Note that Cohen Kappa`s agreements are only concluded between two advisors. Fleiss` kappa (according to Joseph L. Fleiss, 1981) was used for a similar level of compliance in categorical evaluation when there are more than two spleens. Fleiss` Kappa can only be used with binary or nominal nominal values. No version is available for ordered categorical reviews. The positive predictive value (APP) indicates the probability of the presence of a disease if the test is positive and is calculated as a percentage of people with a positive result who actually have the disease. Apart from comparing sensitivities and specificities when raw data on test performance is available, formal comparisons can be made. The appropriate test for comparison depends on the setting. If diagnostic tests were studied on two groups of independent patients, two tests for screening for binomial proportions, such as the chi square test or the Fisher exact probability test, are appropriate. However, if both tests were conducted on the same set of subjects, coupled data results and methods that take into account correlated binary results are necessary, such as the McNemar test and the square chi test. In 1960, Jacob Cohen proposed Kappa`s statistic as a measure of the agreement among advisors on category variables. It is generally considered a more robust measure than calculating a simple percentage of agreement, because the agreement is taken into account by chance.

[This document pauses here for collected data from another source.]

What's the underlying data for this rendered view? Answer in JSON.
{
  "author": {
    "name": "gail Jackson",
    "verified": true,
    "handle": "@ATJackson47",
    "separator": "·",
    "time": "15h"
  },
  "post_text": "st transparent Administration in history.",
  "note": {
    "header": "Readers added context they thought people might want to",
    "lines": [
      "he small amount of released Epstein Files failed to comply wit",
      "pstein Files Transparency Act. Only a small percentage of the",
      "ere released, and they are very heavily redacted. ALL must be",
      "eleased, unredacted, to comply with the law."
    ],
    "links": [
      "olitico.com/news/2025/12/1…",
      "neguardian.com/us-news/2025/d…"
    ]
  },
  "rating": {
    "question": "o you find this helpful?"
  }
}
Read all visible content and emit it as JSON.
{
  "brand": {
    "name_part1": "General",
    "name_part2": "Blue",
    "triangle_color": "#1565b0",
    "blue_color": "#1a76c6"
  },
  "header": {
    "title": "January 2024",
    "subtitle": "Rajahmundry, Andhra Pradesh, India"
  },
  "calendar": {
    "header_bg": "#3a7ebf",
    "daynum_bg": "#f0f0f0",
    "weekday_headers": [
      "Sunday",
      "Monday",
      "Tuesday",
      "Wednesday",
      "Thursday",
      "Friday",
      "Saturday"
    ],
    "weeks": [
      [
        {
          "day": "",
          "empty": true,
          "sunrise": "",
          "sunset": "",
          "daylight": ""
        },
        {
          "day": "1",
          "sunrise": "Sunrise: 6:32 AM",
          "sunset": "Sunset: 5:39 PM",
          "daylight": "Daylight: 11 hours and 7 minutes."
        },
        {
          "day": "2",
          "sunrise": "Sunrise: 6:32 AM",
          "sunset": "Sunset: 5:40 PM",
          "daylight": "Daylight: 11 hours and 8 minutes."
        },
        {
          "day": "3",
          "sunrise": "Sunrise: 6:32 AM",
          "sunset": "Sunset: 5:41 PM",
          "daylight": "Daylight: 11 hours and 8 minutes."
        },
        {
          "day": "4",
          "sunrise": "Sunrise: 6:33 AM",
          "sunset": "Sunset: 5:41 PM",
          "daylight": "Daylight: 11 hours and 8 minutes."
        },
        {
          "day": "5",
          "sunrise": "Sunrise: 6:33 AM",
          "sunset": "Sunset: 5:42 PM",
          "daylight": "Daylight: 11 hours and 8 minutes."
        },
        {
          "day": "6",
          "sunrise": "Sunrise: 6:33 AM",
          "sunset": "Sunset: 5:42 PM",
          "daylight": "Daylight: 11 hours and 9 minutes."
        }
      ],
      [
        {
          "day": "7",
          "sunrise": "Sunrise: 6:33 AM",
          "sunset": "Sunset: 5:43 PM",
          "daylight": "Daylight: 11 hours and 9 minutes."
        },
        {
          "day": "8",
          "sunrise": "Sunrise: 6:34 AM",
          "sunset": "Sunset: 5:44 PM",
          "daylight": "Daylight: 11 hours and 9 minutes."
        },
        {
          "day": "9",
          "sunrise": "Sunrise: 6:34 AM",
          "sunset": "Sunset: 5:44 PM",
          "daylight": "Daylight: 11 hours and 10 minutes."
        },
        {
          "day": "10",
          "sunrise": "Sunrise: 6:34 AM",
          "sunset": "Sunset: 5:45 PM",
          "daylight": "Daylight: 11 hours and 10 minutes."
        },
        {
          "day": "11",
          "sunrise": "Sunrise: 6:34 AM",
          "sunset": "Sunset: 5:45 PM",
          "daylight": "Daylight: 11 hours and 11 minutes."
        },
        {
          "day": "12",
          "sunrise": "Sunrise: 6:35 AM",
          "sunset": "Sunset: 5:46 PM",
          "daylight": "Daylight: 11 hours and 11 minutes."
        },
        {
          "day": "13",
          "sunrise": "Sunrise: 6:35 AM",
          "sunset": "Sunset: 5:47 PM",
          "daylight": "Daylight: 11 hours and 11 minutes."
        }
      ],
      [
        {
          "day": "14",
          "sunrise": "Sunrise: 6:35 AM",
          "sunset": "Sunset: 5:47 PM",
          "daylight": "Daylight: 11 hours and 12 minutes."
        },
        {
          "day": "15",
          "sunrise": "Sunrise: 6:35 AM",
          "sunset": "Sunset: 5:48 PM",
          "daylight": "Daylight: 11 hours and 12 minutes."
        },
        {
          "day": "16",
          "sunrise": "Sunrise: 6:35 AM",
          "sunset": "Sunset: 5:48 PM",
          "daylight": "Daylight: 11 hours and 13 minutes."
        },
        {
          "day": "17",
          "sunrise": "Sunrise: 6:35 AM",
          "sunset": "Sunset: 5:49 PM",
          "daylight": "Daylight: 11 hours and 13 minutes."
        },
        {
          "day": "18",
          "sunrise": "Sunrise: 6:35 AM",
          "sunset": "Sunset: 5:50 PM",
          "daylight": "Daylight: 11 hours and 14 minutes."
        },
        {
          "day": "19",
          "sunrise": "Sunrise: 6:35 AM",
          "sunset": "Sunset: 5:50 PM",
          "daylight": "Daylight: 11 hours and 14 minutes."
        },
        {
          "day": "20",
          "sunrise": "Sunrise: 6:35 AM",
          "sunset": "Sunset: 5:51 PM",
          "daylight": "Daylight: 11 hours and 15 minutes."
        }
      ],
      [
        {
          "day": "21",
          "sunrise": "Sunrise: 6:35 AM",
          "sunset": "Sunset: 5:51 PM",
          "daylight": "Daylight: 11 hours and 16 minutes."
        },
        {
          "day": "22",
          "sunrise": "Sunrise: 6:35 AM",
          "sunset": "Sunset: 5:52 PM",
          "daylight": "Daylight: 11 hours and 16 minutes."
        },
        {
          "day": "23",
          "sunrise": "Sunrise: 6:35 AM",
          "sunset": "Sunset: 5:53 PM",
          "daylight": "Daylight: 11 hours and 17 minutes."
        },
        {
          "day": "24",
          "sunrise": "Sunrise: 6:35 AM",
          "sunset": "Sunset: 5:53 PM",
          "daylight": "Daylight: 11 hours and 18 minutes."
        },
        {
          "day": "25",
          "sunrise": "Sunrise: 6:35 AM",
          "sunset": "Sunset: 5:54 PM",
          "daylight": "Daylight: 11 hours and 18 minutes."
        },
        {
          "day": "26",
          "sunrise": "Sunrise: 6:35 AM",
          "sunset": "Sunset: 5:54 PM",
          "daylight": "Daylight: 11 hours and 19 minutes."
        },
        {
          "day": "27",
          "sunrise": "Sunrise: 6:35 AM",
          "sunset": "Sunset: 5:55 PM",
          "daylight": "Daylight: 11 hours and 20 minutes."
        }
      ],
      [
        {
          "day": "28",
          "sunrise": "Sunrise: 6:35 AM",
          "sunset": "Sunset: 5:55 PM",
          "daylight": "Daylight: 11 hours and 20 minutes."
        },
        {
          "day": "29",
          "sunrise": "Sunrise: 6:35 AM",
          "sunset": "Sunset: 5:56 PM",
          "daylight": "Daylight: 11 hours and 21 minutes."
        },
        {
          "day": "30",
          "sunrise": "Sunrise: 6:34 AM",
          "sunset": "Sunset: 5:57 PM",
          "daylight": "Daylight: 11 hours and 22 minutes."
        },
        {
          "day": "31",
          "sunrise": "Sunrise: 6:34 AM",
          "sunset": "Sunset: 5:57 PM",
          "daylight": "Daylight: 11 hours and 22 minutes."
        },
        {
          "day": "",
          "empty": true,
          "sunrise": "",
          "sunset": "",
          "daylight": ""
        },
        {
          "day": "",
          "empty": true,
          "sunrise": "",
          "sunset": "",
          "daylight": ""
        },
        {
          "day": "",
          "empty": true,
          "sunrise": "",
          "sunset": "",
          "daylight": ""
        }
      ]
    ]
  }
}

Kappa can be used to compare the ability of different advisors to divide subjects into two or more categories. Kappa can also be used to assess compliance between alternative techniques of categorical evaluation when reviewing new techniques. Landis and Koch (Landis JR, Koch GG. The measure of the compliance agreement for categorical data. Biometrics 1977;33:159-74) proposed the following limits for the interpretation of values. However, these values are arbitrary and not universally accepted. The number of categories and themes affects the size of the value. Kappa tends to be higher when there are fewer categories. Sensitivity indicates the likelihood of a positive result in the event of illness. It is calculated as a percentage of people with a disease who are correctly classified as being classified with the disease. A test would be considered sensitive, in general, if it is positive for most people with the disease.

If the evaluators or the tests match perfectly, then No. 1. If there is no agreement between the advisors or the tests (except what one might expect), then No. 0. Cohens Kappa`s calculation is relatively simple and can be done by hand.